By Kathryn Hickok
The Heritage Foundation recently released its first Education Freedom Report Card. The report analyzes and ranks each state’s “education freedom” according to factors related to school choice, transparency, regulatory freedom, and spending. The report seeks to assess what states do well, identify where they can improve, and help policymakers achieve real reforms.
Florida takes first place as the state that most “embraces education freedom, respects parents’ rights, and provides a decent [return on investment] for taxpayers.” In second place is Arizona, which just expanded its now-universal Education Scholarship Accounts program.

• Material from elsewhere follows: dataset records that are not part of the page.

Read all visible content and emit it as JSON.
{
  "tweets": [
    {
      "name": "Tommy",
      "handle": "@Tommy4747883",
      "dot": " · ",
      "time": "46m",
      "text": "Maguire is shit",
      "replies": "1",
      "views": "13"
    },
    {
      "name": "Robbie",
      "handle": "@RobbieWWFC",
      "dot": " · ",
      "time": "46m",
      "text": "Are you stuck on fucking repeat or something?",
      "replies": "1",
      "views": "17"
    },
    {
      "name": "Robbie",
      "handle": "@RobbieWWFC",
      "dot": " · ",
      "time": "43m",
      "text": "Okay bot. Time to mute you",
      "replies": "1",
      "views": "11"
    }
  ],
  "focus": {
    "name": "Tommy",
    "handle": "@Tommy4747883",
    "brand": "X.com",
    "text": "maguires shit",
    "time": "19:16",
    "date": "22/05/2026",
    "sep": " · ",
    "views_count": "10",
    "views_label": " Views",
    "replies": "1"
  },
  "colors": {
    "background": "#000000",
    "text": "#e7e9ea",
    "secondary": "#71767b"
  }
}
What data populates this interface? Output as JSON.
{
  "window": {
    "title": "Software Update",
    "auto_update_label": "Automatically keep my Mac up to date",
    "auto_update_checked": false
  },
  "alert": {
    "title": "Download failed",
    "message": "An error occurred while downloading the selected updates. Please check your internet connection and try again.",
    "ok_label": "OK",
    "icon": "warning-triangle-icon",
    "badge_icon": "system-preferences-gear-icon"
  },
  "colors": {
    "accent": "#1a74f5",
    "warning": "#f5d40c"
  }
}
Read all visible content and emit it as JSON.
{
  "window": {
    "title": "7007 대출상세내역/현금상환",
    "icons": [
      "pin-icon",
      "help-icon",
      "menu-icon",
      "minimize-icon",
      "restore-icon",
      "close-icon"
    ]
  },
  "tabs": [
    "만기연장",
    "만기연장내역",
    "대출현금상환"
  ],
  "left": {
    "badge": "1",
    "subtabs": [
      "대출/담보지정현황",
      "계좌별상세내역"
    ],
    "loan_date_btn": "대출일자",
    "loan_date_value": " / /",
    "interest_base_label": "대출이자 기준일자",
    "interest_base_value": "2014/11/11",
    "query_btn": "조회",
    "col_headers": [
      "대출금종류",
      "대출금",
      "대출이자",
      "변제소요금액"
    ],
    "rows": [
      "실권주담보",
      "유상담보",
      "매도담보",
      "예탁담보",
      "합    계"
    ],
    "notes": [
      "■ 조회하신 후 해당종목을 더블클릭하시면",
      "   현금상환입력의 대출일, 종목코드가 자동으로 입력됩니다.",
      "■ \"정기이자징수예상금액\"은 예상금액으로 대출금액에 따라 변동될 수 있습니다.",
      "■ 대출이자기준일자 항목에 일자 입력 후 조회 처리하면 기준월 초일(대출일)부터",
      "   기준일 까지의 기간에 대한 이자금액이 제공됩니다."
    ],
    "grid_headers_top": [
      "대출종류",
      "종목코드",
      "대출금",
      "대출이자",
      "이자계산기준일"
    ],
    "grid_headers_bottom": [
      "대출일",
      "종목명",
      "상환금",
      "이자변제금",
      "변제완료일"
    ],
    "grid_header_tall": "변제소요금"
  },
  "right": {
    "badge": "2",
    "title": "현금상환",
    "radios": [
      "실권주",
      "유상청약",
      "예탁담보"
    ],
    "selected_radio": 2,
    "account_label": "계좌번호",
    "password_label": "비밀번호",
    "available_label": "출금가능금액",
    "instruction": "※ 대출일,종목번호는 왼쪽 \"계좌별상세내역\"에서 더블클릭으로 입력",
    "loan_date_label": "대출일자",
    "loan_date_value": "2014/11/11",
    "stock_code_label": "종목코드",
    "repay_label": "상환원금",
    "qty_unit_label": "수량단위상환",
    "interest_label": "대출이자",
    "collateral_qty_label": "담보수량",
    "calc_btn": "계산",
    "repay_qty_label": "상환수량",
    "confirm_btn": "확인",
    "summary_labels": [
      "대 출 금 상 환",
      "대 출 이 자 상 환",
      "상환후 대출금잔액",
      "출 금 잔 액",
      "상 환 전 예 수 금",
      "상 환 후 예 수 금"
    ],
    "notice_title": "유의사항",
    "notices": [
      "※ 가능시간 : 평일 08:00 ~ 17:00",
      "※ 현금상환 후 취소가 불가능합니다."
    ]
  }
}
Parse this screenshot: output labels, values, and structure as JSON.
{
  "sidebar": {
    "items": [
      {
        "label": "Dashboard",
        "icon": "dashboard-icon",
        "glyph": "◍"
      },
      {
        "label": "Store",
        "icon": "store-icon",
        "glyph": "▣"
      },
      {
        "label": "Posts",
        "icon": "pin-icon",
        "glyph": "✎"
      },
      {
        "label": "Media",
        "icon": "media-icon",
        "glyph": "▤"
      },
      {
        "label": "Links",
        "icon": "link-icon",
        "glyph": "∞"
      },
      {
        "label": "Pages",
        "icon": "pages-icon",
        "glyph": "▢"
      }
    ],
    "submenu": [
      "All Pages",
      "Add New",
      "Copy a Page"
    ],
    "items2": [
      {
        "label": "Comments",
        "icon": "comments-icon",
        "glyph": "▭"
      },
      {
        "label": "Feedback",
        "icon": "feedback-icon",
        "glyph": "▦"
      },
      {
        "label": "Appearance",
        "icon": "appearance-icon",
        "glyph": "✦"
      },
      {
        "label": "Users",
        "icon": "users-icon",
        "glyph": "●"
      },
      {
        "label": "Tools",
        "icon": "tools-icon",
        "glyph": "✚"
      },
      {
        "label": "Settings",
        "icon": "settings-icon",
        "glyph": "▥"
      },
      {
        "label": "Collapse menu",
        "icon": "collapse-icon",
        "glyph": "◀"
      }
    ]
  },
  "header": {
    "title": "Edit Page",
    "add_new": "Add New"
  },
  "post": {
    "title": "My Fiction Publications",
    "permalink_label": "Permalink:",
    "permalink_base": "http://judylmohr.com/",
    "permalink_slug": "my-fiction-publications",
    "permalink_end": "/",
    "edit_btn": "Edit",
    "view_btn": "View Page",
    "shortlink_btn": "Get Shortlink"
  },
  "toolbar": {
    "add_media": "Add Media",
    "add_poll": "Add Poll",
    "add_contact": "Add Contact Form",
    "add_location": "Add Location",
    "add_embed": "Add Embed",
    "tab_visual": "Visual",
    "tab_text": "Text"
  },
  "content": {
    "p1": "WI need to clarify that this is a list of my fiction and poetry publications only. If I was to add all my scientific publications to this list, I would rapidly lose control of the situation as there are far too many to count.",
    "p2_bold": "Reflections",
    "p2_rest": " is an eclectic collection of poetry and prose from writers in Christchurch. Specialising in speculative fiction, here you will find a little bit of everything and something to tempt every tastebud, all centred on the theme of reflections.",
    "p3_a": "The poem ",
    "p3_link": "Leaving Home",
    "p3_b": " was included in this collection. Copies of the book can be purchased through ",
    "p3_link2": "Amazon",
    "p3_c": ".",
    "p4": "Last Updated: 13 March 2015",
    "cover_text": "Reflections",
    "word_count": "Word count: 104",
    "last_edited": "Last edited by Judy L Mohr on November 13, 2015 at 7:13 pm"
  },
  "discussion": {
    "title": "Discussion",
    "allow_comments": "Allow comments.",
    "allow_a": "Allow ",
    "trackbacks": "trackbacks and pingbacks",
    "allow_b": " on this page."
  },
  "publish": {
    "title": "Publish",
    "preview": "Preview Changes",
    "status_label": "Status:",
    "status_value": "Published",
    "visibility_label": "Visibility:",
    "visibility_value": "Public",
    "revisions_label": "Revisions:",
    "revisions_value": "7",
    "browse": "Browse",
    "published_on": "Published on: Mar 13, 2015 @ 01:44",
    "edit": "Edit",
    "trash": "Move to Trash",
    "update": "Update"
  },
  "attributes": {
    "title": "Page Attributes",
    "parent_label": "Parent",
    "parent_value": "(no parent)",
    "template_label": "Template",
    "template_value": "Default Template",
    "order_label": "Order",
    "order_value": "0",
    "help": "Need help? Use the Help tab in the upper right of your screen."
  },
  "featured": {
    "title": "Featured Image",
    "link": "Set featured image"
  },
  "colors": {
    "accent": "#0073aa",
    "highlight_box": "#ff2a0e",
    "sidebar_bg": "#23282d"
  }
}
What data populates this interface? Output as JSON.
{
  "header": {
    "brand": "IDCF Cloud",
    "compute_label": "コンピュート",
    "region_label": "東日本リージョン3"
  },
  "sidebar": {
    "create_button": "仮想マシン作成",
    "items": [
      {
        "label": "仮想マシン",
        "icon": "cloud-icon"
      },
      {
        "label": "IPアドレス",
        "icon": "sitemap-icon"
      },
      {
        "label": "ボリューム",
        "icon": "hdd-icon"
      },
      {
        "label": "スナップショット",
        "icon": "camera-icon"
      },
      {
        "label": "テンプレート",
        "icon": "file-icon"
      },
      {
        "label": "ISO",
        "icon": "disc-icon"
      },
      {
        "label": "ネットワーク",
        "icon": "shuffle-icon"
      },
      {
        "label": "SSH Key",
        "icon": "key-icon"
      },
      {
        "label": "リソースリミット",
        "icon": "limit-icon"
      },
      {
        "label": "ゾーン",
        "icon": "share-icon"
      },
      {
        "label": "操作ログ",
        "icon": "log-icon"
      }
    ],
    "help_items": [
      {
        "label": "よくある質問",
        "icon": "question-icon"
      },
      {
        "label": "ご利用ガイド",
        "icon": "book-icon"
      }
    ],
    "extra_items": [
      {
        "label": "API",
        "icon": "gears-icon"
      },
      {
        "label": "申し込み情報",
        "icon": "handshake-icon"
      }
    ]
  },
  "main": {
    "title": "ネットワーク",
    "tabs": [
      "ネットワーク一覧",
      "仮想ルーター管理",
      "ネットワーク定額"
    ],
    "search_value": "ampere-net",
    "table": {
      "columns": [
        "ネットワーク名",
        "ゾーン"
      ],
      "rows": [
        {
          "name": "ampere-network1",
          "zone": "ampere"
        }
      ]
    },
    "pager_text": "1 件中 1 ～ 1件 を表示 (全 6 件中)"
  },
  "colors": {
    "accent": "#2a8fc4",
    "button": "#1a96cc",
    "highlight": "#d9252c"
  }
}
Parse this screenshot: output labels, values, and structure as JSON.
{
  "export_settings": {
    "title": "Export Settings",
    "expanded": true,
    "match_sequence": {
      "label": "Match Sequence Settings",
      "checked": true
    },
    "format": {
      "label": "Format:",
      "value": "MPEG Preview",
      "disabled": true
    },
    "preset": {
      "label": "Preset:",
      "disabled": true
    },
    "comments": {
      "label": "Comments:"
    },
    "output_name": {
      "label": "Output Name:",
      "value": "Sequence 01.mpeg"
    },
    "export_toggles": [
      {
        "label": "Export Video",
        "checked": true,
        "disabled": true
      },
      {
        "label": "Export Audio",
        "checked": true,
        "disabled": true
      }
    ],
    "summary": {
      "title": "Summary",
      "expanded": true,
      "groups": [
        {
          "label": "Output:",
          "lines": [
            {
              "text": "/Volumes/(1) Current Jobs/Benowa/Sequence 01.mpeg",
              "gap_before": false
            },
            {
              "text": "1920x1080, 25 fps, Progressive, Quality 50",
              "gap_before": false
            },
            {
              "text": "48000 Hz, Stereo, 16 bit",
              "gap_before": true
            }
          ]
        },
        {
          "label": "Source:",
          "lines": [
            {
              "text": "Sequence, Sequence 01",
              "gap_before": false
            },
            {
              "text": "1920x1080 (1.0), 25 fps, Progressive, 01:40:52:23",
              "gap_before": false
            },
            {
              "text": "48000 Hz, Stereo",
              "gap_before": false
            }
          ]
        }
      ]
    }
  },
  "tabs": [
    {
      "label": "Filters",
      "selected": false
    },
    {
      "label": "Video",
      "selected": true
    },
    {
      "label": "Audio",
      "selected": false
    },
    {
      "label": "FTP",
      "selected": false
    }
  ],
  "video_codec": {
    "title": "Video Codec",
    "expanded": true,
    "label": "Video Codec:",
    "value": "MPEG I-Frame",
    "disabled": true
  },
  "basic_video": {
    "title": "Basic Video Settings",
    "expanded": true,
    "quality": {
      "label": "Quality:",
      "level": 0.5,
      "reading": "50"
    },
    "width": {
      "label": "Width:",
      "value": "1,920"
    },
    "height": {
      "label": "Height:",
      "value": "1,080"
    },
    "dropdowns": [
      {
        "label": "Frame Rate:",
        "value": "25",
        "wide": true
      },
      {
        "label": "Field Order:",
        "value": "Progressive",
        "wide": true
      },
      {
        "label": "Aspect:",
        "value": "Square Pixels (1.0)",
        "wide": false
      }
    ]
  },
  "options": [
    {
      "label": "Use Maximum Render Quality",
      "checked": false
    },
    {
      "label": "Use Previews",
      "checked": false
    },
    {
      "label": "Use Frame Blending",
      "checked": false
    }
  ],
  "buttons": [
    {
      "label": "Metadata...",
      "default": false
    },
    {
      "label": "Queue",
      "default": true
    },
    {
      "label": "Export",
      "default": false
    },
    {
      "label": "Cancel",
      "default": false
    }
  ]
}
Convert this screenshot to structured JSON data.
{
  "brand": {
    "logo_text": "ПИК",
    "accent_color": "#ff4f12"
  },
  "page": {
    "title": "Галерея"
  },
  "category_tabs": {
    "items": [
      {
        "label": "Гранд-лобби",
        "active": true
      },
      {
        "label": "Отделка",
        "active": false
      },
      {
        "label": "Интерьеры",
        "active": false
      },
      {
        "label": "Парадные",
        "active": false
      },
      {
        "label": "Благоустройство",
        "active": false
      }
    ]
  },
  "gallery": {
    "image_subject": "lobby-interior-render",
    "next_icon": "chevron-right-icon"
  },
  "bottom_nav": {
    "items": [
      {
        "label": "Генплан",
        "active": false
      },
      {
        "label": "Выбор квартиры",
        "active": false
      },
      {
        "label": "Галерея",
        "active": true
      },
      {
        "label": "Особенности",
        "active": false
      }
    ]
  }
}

Where does Oregon rank? 40th overall, 37th in return on investment, and 49th in regulatory freedom.
According to the report, Oregon “spends $15,404 [per student] in cost-of-living-adjusted terms annually,” while coming in 32nd in its fourth-grade and eighth-grade average National Assessment of Educational Progress (NAEP) scores. The state employs “0.76 teachers for every non-teacher in its public schools,” and its “unfunded teacher pension liability represents 8.7 percent of its state GDP.”
Oregon would improve its education freedom ranking by expanding education choice for all families, increasing academic transparency, “stopping the growth in non-teaching staff,” “addressing its considerable unfunded teacher pension liabilities,” and improving academic outcomes in the early grades. These goals should be at the top of any Oregon education reform agenda.
Kathryn Hickok is Executive Vice President at Cascade Policy Institute, Oregon’s free market public policy research organization, and Director of Cascade’s Children’s Scholarship Fund-Oregon program. CSF-Oregon has provided private scholarships worth more than $3.5 million to lower-income Oregon children to help them attend the schools of their parents’ choice since 1999.